C’est bien pire depuis la crise sanitaire : un jeune, en résidence universitaire, avec ou sans bourse, avec ou sans un petit boulot, pour compléter ce que ses parents peuvent encore lui donner, doit maintenant étudier toute la journée dans sa chambre et ne peut même plus se nourrir au restaurant universitaire. Comment fait-il quand les petits boulots ont disparu, ou sont beaucoup plus difficiles à trouver ? Doit il abandonner ses études pour trouver de quoi survivre ? Beaucoup le font. Que fait-on pour eux ? À part les bourses, très limitées, rien. On applique la théorie du capital humain, qui irrigue depuis des décennies la théorie économique américaine et française, selon laquelle les études universitaires ne bénéficient qu’à celui qui étudie, et que, en conséquence, la collectivité n’a pas à les financer. Alors, on leur dit : « les études, c’est votre affaire. C’est à vous à trouver comment financer vos frais universitaires, votre logement, votre nourriture. En travaillant s’il le faut. On ne vous apportera une aide supplémentaire que si vous renoncez à étudier pour entrer sur le marché du travail ; là, vous pourrez bénéficier d’un emploi subventionné dans le secteur privé (CIE jeunes), ou dans le secteur public et associatif (PEC jeunes), ou d’un accompagnement vers l’emploi ; et on versera même une prime aux entreprises qui voudront bien vous embaucher ». Et avec, dans quelques cas très limités, une aide, plafonnée à 497€ par mois.

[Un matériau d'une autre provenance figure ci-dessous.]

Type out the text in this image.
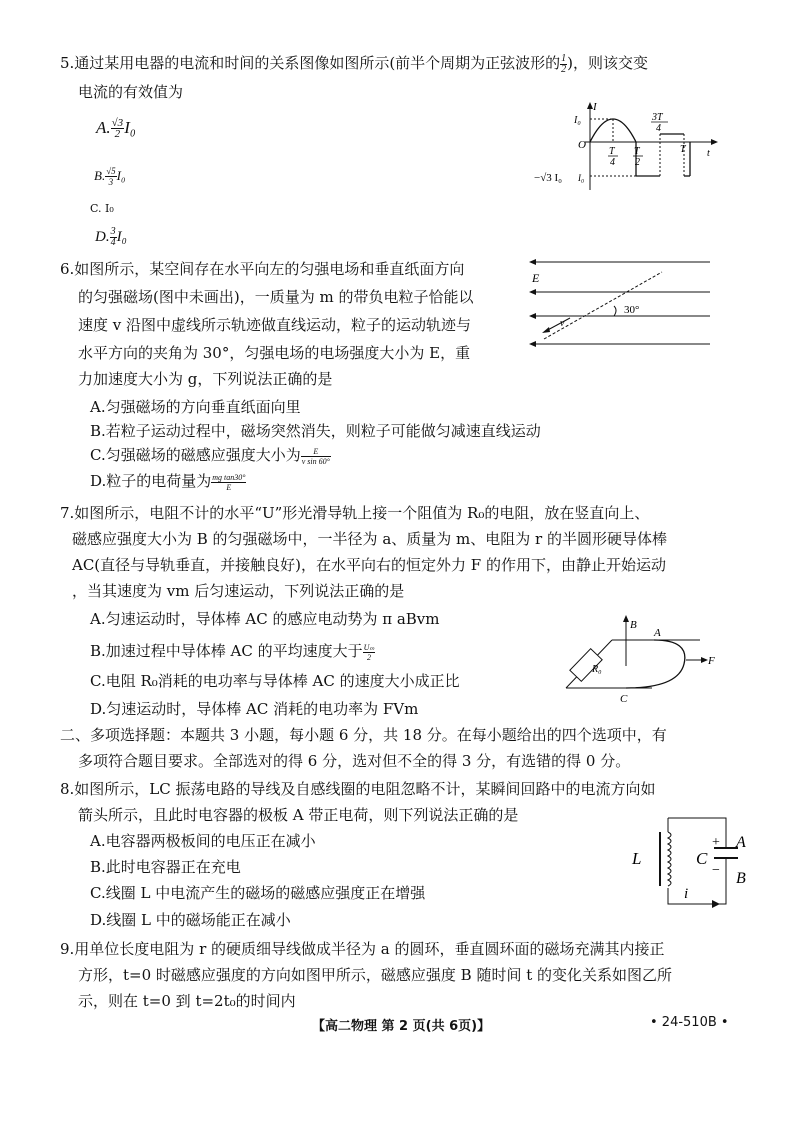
5.通过某用电器的电流和时间的关系图像如图所示(前半个周期为正弦波形的 $\frac{1}{2}$ )，则该交变
电流的有效值为
A. $\frac{√3}{2} I_0$
B. $\frac{√5}{3} I_0$
C. I₀
D. $\frac{3}{4} I_0$
I
I₀
O
−√3 I₀ I₀
T
4
T
2
3T
4
T t
6.如图所示，某空间存在水平向左的匀强电场和垂直纸面方向
的匀强磁场(图中未画出)，一质量为 m 的带负电粒子恰能以
速度 v 沿图中虚线所示轨迹做直线运动，粒子的运动轨迹与
水平方向的夹角为 30°，匀强电场的电场强度大小为 E，重
力加速度大小为 g，下列说法正确的是
E
v
30°
A.匀强磁场的方向垂直纸面向里
B.若粒子运动过程中，磁场突然消失，则粒子可能做匀减速直线运动
C.匀强磁场的磁感应强度大小为 $\frac{E}{\text{v sin 60°}}$
D.粒子的电荷量为 $\frac{\text{mg tan30°}}{E}$
7.如图所示，电阻不计的水平“U”形光滑导轨上接一个阻值为 R₀的电阻，放在竖直向上、
磁感应强度大小为 B 的匀强磁场中，一半径为 a、质量为 m、电阻为 r 的半圆形硬导体棒
AC(直径与导轨垂直，并接触良好)，在水平向右的恒定外力 F 的作用下，由静止开始运动
，当其速度为 vm 后匀速运动，下列说法正确的是
A.匀速运动时，导体棒 AC 的感应电动势为 π aBvm
B.加速过程中导体棒 AC 的平均速度大于 $\frac{\text{Uₘ}}{2}$
C.电阻 R₀消耗的电功率与导体棒 AC 的速度大小成正比
D.匀速运动时，导体棒 AC 消耗的电功率为 FVm
B
A
F
R₀
C
二、多项选择题：本题共 3 小题，每小题 6 分，共 18 分。在每小题给出的四个选项中，有
多项符合题目要求。全部选对的得 6 分，选对但不全的得 3 分，有选错的得 0 分。
8.如图所示，LC 振荡电路的导线及自感线圈的电阻忽略不计，某瞬间回路中的电流方向如
箭头所示，且此时电容器的极板 A 带正电荷，则下列说法正确的是
A.电容器两极板间的电压正在减小
B.此时电容器正在充电
C.线圈 L 中电流产生的磁场的磁感应强度正在增强
D.线圈 L 中的磁场能正在减小
L	C
+
−
A
B
i
9.用单位长度电阻为 r 的硬质细导线做成半径为 a 的圆环，垂直圆环面的磁场充满其内接正
方形，t=0 时磁感应强度的方向如图甲所示，磁感应强度 B 随时间 t 的变化关系如图乙所
示，则在 t=0 到 t=2t₀的时间内
【高二物理 第 2 页(共 6页)】	• 24-510B •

Qui peut vivre et étudier avec ça ?! Et plus encore, qui peut vivre sans ça ? Et que deviendra un pays où bien des étudiants d’aujourd’hui, contraints à renoncer, n’acquerront pas les compétences nécessaires au monde de demain ? Certains pays ont une tout autre approche : Ils ont compris l’importance, pour les générations actuelles, de se mettre au service des générations futures ; et en particulier au service des étudiants. Ils ont compris qu’un pays dans lequel plus aucun jeune n’irait à l’université serait vite plongé dans le déclin le plus profond, qu’étudier est une activité socialement utile, et qu’elle mérite donc rémunération.

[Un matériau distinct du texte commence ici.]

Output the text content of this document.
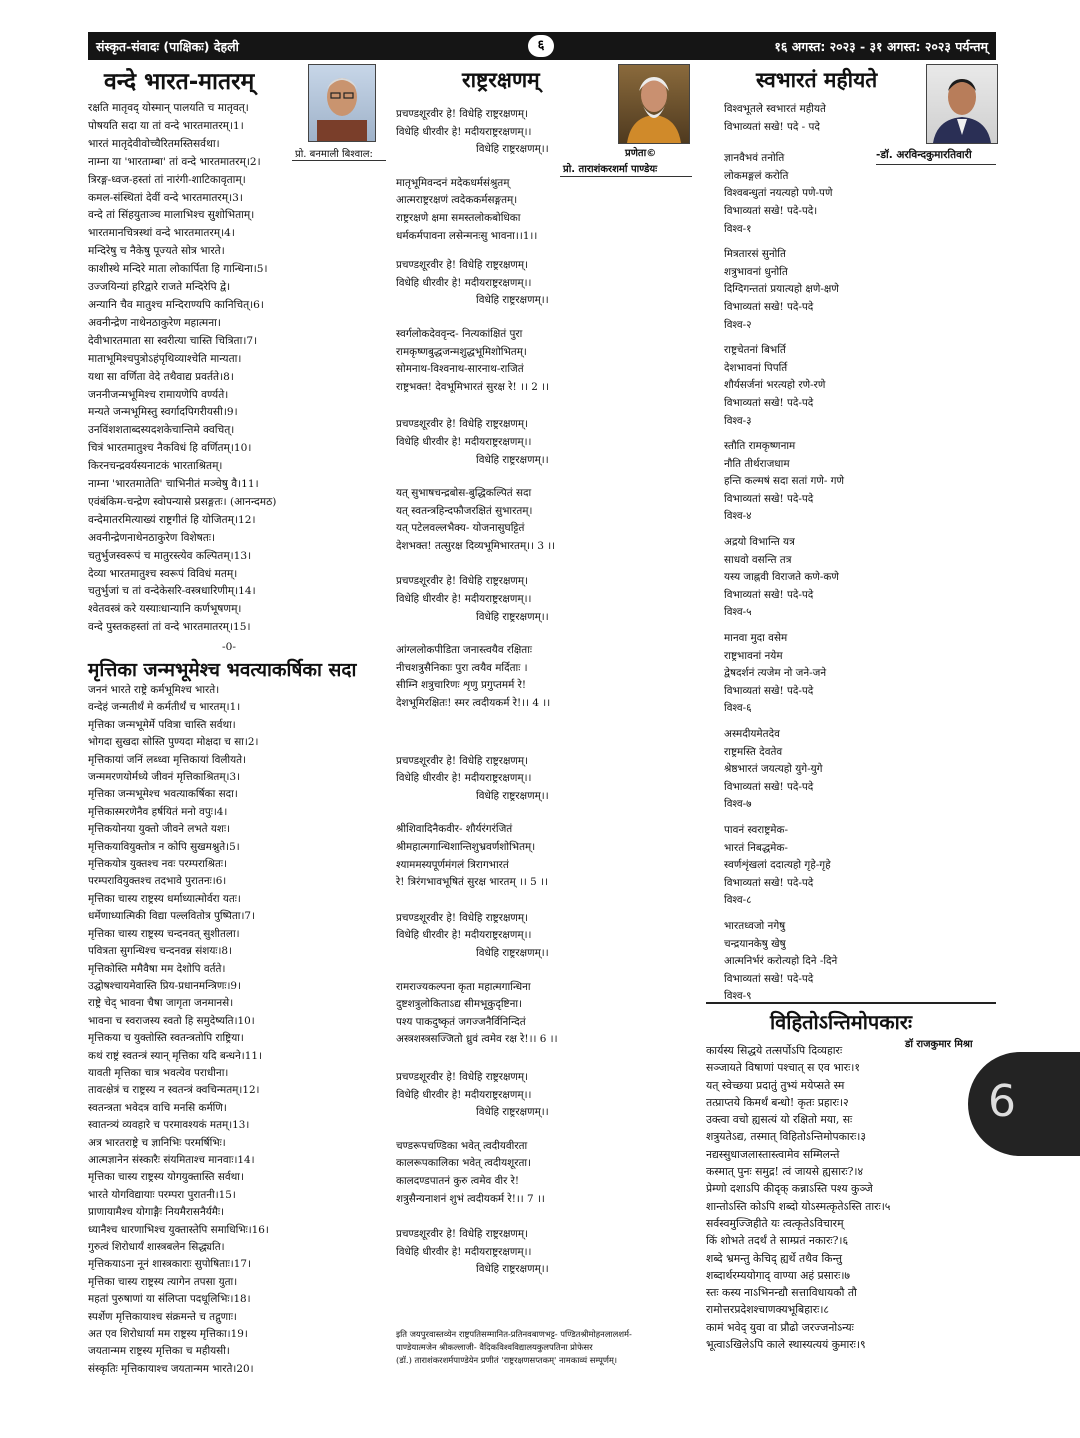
संस्कृत-संवादः (पाक्षिकः) देहली	१६ अगस्त: २०२३ - ३१ अगस्त: २०२३ पर्यन्तम्
६
वन्दे भारत-मातरम्
प्रो. बनमाली बिश्वाल:
रक्षति मातृवद् योस्मान् पालयति च मातृवत्।
पोषयति सदा या तां वन्दे भारतमातरम्।1।
भारतं मातृदेवीवोच्चैरितमस्तिसर्वथा।
नाम्ना या 'भारताम्बा' तां वन्दे भारतमातरम्।2।
त्रिरङ्ग-ध्वज-हस्तां तां नारंगी-शाटिकावृताम्।
कमल-संस्थितां देवीं वन्दे भारतमातरम्।3।
वन्दे तां सिंहयुताञ्च मालाभिश्च सुशोभिताम्।
भारतमानचित्रस्थां वन्दे भारतमातरम्।4।
मन्दिरेषु च नैकेषु पूज्यते सोत्र भारते।
काशीस्थे मन्दिरे माता लोकार्पिता हि गान्धिना।5।
उज्जयिन्यां हरिद्वारे राजते मन्दिरेपि द्वे।
अन्यानि चैव मातुश्च मन्दिराण्यपि कानिचित्।6।
अवनीन्द्रेण नाथेनठाकुरेण महात्मना।
देवीभारतमाता सा स्वरीत्या चास्ति चित्रिता।7।
माताभूमिश्चपुत्रोऽहंपृथिव्याश्चेति मान्यता।
यथा सा वर्णिता वेदे तथैवाद्य प्रवर्तते।8।
जननीजन्मभूमिश्च रामायणेपि वर्ण्यते।
मन्यते जन्मभूमिस्तु स्वर्गादपिगरीयसी।9।
उनविंशशताब्दस्यदशकेचान्तिमे क्वचित्।
चित्रं भारतमातुश्च नैकविधं हि वर्णितम्।10।
किरनचन्द्रवर्यस्यनाटकं भारताश्रितम्।
नाम्ना 'भारतमातेति' चाभिनीतं मञ्चेषु वै।11।
एवंबंकिम-चन्द्रेण स्वोपन्यासे प्रसङ्गतः। (आनन्दमठ)
वन्देमातरमित्याख्यं राष्ट्रगीतं हि योजितम्।12।
अवनीन्द्रेणनाथेनठाकुरेण विशेषतः।
चतुर्भुजस्वरूपं च मातुरस्त्येव कल्पितम्।13।
देव्या भारतमातुश्च स्वरूपं विविधं मतम्।
चतुर्भुजां च तां वन्देकेसरि-वस्त्रधारिणीम्।14।
श्वेतवस्त्रं करे यस्याःधान्यानि कर्णभूषणम्।
वन्दे पुस्तकहस्तां तां वन्दे भारतमातरम्।15।
-0-
मृत्तिका जन्मभूमेश्च भवत्याकर्षिका सदा
जननं भारते राष्ट्रे कर्मभूमिश्च भारते।
वन्देहं जन्मतीर्थं मे कर्मतीर्थं च भारतम्।1।
मृत्तिका जन्मभूमेर्मे पवित्रा चास्ति सर्वथा।
भोगदा सुखदा सोस्ति पुण्यदा मोक्षदा च सा।2।
मृत्तिकायां जनिं लब्ध्वा मृत्तिकायां विलीयते।
जन्ममरणयोर्मध्ये जीवनं मृत्तिकाश्रितम्।3।
मृत्तिका जन्मभूमेश्च भवत्याकर्षिका सदा।
मृत्तिकास्मरणेनैव हर्षयितं मनो वपुः।4।
मृत्तिकयोनया युक्तो जीवने लभते यशः।
मृत्तिकयावियुक्तोत्र न कोपि सुखमश्नुते।5।
मृत्तिकयोत्र युक्तश्च नवः परम्पराश्रितः।
परम्परावियुक्तश्च तदभावे पुरातनः।6।
मृत्तिका चास्य राष्ट्रस्य धर्माध्यात्मोर्वरा यतः।
धर्मेणाध्यात्मिकी विद्या पल्लवितोत्र पुष्पिता।7।
मृत्तिका चास्य राष्ट्रस्य चन्दनवत् सुशीतला।
पवित्रता सुगन्धिश्च चन्दनवन्न संशयः।8।
मृत्तिकोस्ति ममैवैषा मम देशोपि वर्तते।
उद्घोषश्चायमेवास्ति प्रिय-प्रधानमन्त्रिणः।9।
राष्ट्रे चेद् भावना चैषा जागृता जनमानसे।
भावना च स्वराजस्य स्वतो हि समुदेष्यति।10।
मृत्तिकया च युक्तोस्ति स्वतन्त्रतोपि राष्ट्रिया।
कथं राष्ट्रं स्वतन्त्रं स्यान् मृत्तिका यदि बन्धने।11।
यावती मृत्तिका चात्र भवत्येव पराधीना।
तावत्क्षेत्रं च राष्ट्रस्य न स्वतन्त्रं क्वचिन्मतम्।12।
स्वतन्त्रता भवेदत्र वाचि मनसि कर्मणि।
स्वातन्त्र्यं व्यवहारे च परमावश्यकं मतम्।13।
अत्र भारतराष्ट्रे च ज्ञानिभिः परमर्षिभिः।
आत्मज्ञानेन संस्कारैः संयमिताश्च मानवाः।14।
मृत्तिका चास्य राष्ट्रस्य योगयुक्तास्ति सर्वथा।
भारते योगविद्यायाः परम्परा पुरातनी।15।
प्राणायामैश्च योगाङ्गैः नियमैरासनैर्यमैः।
ध्यानैश्च धारणाभिश्च युक्तास्तेपि समाधिभिः।16।
गुरुत्वं शिरोधार्यं शास्त्रबलेन सिद्ध्यति।
मृत्तिकयाऽना नूनं शास्त्रकाराः सुपोषिताः।17।
मृत्तिका चास्य राष्ट्रस्य त्यागेन तपसा युता।
महतां पुरुषाणां या संलिप्ता पदधूलिभिः।18।
स्पर्शेण मृत्तिकायाश्च संक्रमन्ते च तद्गुणाः।
अत एव शिरोधार्या मम राष्ट्रस्य मृत्तिका।19।
जयतान्मम राष्ट्रस्य मृत्तिका च महीयसी।
संस्कृतिः मृत्तिकायाश्च जयतान्मम भारते।20।
राष्ट्ररक्षणम्
प्रणेता©
प्रो. ताराशंकरशर्मा पाण्डेयः
प्रचण्डशूरवीर हे! विधेहि राष्ट्ररक्षणम्।
विधेहि धीरवीर हे! मदीयराष्ट्ररक्षणम्।।
विधेहि राष्ट्ररक्षणम्।।
मातृभूमिवन्दनं मदेकधर्मसंश्रुतम्
आत्मराष्ट्ररक्षणं त्वदेककर्मसङ्गतम्।
राष्ट्ररक्षणे क्षमा समस्तलोकबोधिका
धर्मकर्मपावना लसेन्मनःसु भावना।।1।।
प्रचण्डशूरवीर हे! विधेहि राष्ट्ररक्षणम्।
विधेहि धीरवीर हे! मदीयराष्ट्ररक्षणम्।।
विधेहि राष्ट्ररक्षणम्।।
स्वर्गलोकदेववृन्द- नित्यकांक्षितं पुरा
रामकृष्णबुद्धजन्मशुद्धभूमिशोभितम्।
सोमनाथ-विश्वनाथ-सारनाथ-राजितं
राष्ट्रभक्त! देवभूमिभारतं सुरक्ष रे! ।। 2 ।।
प्रचण्डशूरवीर हे! विधेहि राष्ट्ररक्षणम्।
विधेहि धीरवीर हे! मदीयराष्ट्ररक्षणम्।।
विधेहि राष्ट्ररक्षणम्।।
यत् सुभाषचन्द्रबोस-बुद्धिकल्पितं सदा
यत् स्वतन्त्रहिन्दफौजरक्षितं सुभारतम्।
यत् पटेलवल्लभैक्य- योजनासुघट्टितं
देशभक्त! तत्सुरक्ष दिव्यभूमिभारतम्।। 3 ।।
प्रचण्डशूरवीर हे! विधेहि राष्ट्ररक्षणम्।
विधेहि धीरवीर हे! मदीयराष्ट्ररक्षणम्।।
विधेहि राष्ट्ररक्षणम्।।
आंग्ललोकपीडिता जनास्त्वयैव रक्षिताः
नीचशत्रुसैनिकाः पुरा त्वयैव मर्दिताः ।
सीम्नि शत्रुचारिणः शृणु प्रगुप्तमर्म रे!
देशभूमिरक्षितः! स्मर त्वदीयकर्म रे!।। 4 ।।
प्रचण्डशूरवीर हे! विधेहि राष्ट्ररक्षणम्।
विधेहि धीरवीर हे! मदीयराष्ट्ररक्षणम्।।
विधेहि राष्ट्ररक्षणम्।।
श्रीशिवादिनैकवीर- शौर्यरंगरंजितं
श्रीमहात्मगान्धिशान्तिशुभ्रवर्णशोभितम्।
श्याममस्यपूर्णमंगलं त्रिरागभारतं
रे! त्रिरंगभावभूषितं सुरक्ष भारतम् ।। 5 ।।
प्रचण्डशूरवीर हे! विधेहि राष्ट्ररक्षणम्।
विधेहि धीरवीर हे! मदीयराष्ट्ररक्षणम्।।
विधेहि राष्ट्ररक्षणम्।।
रामराज्यकल्पना कृता महात्मगान्धिना
दुष्टशत्रुलोकिताऽद्य सीमभूकुदृष्टिना।
पश्य पाकदुष्कृतं जगज्जनैर्विनिन्दितं
अस्त्रशस्त्रसज्जितो ध्रुवं त्वमेव रक्ष रे!।। 6 ।।
प्रचण्डशूरवीर हे! विधेहि राष्ट्ररक्षणम्।
विधेहि धीरवीर हे! मदीयराष्ट्ररक्षणम्।।
विधेहि राष्ट्ररक्षणम्।।
चण्डरूपचण्डिका भवेत् त्वदीयवीरता
कालरूपकालिका भवेत् त्वदीयशूरता।
कालदण्डपातनं कुरु त्वमेव वीर रे!
शत्रुसैन्यनाशनं शुभं त्वदीयकर्म रे!।। 7 ।।
प्रचण्डशूरवीर हे! विधेहि राष्ट्ररक्षणम्।
विधेहि धीरवीर हे! मदीयराष्ट्ररक्षणम्।।
विधेहि राष्ट्ररक्षणम्।।
इति जयपुरवास्तव्येन राष्ट्रपतिसम्मानित-प्रतिनवबाणभट्ट- पण्डितश्रीमोहनलालशर्म-
पाण्डेयात्मजेन श्रीकल्लाजी- वैदिकविश्वविद्यालयकुलपतिना प्रोफेसर
(डॉ.) ताराशंकरशर्मपाण्डेयेन प्रणीतं 'राष्ट्ररक्षणसप्तकम्' नामकाव्यं सम्पूर्णम्।
स्वभारतं महीयते
-डॉ. अरविन्दकुमारतिवारी
विश्वभूतले स्वभारतं महीयते
विभाव्यतां सखे! पदे - पदे
ज्ञानवैभवं तनोति
लोकमङ्गलं करोति
विश्वबन्धुतां नयत्यहो पणे-पणे
विभाव्यतां सखे! पदे-पदे।
विश्व-१
मित्रतारसं सुनोति
शत्रुभावनां धुनोति
दिग्दिगन्ततां प्रयात्यहो क्षणे-क्षणे
विभाव्यतां सखे! पदे-पदे
विश्व-२
राष्ट्रचेतनां बिभर्ति
देशभावनां पिपर्ति
शौर्यसर्जनां भरत्यहो रणे-रणे
विभाव्यतां सखे! पदे-पदे
विश्व-३
स्तौति रामकृष्णनाम
नौति तीर्थराजधाम
हन्ति कल्मषं सदा सतां गणे- गणे
विभाव्यतां सखे! पदे-पदे
विश्व-४
अद्रयो विभान्ति यत्र
साधवो वसन्ति तत्र
यस्य जाह्नवी विराजते कणे-कणे
विभाव्यतां सखे! पदे-पदे
विश्व-५
मानवा मुदा वसेम
राष्ट्रभावनां नयेम
द्वेषदर्शनं त्यजेम नो जने-जने
विभाव्यतां सखे! पदे-पदे
विश्व-६
अस्मदीयमेतदेव
राष्ट्रमस्ति देवतेव
श्रेष्ठभारतं जयत्यहो युगे-युगे
विभाव्यतां सखे! पदे-पदे
विश्व-७
पावनं स्वराष्ट्रमेक-
भारतं निबद्धमेक-
स्वर्णशृंखलां ददात्यहो गृहे-गृहे
विभाव्यतां सखे! पदे-पदे
विश्व-८
भारतध्वजो नगेषु
चन्द्रयानकेषु खेषु
आत्मनिर्भरं करोत्यहो दिने -दिने
विभाव्यतां सखे! पदे-पदे
विश्व-९
विहितोऽन्तिमोपकारः
डॉ राजकुमार मिश्रा
कार्यस्य सिद्धये तत्सर्पोऽपि दिव्यहारः
सञ्जायते विषाणां पश्चात् स एव भारः।१
यत् स्वेच्छया प्रदातुं तुभ्यं मयेप्सते स्म
तत्प्राप्तये किमर्थं बन्धो! कृतः प्रहारः।२
उक्त्वा वचो ह्यसत्यं यो रक्षितो मया, सः
शत्रुयतेऽद्य, तस्मात् विहितोऽन्तिमोपकारः।३
नद्यस्सुधाजलास्तास्त्वामेव सम्मिलन्ते
कस्मात् पुनः समुद्र! त्वं जायसे ह्यसारः?।४
प्रेम्णो दशाऽपि कीदृक् कन्नाऽस्ति पश्य कुञ्जे
शान्तोऽस्ति कोऽपि शब्दो योऽस्मत्कृतेऽस्ति तारः।५
सर्वस्वमुज्जिहीते यः त्वत्कृतेऽविचारम्
किं शोभते तदर्थं ते साम्प्रतं नकारः?।६
शब्दे भ्रमन्तु केचिद् ह्यर्थे तथैव किन्तु
शब्दार्थरम्ययोगाद् वाण्या अहं प्रसारः।७
स्तः कस्य नाऽभिनन्द्यौ सत्ताविधायकौ तौ
रामोत्तरप्रदेशश्चाणक्यभूबिहारः।८
कामं भवेद् युवा वा प्रौढो जरज्जनोऽन्यः
भूत्वाऽखिलेऽपि काले स्थास्यत्ययं कुमारः।९
6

Depuis longtemps, Finlande, Suède, Norvège, Danemark, Ecosse, Autriche, Grèce, ne font payer aucun frais universitaire aux étudiants dans le premier cycle (parfois aussi dans le deuxième cycle) ; quatre d’entre eux, (Danemark, Suède, Norvège et Finlande) vont beaucoup plus loin et attribuent des revenus décents à tous leurs étudiants sans condition de fortune. Ainsi, le Danemark délivre-t-il une allocation de 750€ nets par mois à chaque étudiant de plus de 20 ans ne justifiant d’un autre revenu supérieur à 1500€, (soit 90% des étudiants) ; il y ajoute des prêts très généreux et des aides complémentaires pour financer des frais de scolarité parfois très élevés pour faire des études à l’étranger ; il octroie cette aide aussi aux étudiants européens étudiant au Danemark, à condition qu’ils travaillent 10 à 12h par semaine à coté de leurs études. On retrouve des mécanismes équivalents en Norvège et en Suède, et, dans une moindre mesure, en Finlande.

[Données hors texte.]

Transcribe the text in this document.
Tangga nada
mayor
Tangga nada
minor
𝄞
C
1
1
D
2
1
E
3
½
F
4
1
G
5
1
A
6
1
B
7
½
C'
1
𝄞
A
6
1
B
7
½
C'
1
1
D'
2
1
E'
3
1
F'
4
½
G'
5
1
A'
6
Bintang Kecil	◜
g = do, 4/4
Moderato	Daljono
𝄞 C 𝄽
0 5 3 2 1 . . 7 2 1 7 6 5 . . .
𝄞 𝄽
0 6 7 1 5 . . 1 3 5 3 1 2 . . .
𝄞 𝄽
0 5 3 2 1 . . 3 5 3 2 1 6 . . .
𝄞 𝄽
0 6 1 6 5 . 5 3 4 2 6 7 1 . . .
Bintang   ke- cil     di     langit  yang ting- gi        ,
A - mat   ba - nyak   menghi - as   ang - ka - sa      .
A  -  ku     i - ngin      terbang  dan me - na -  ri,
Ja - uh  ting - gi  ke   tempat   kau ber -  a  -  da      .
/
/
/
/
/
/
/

Il faut donc aller bien au-delà d’un simple RSA jeune, refusé aujourd’hui, et qui serait pourtant la moindre des choses ; il faudrait reconnaitre l’utilité sociale des études universitaires et professionnelles et rémunérer tous les étudiants, parce que leurs études préparent l’avenir du pays. Ce serait à l’honneur de l’Union Européenne de proposer à tous les pays membres de mettre en place un tel mécanisme, sur le modèle des plus avancés d’entre eux.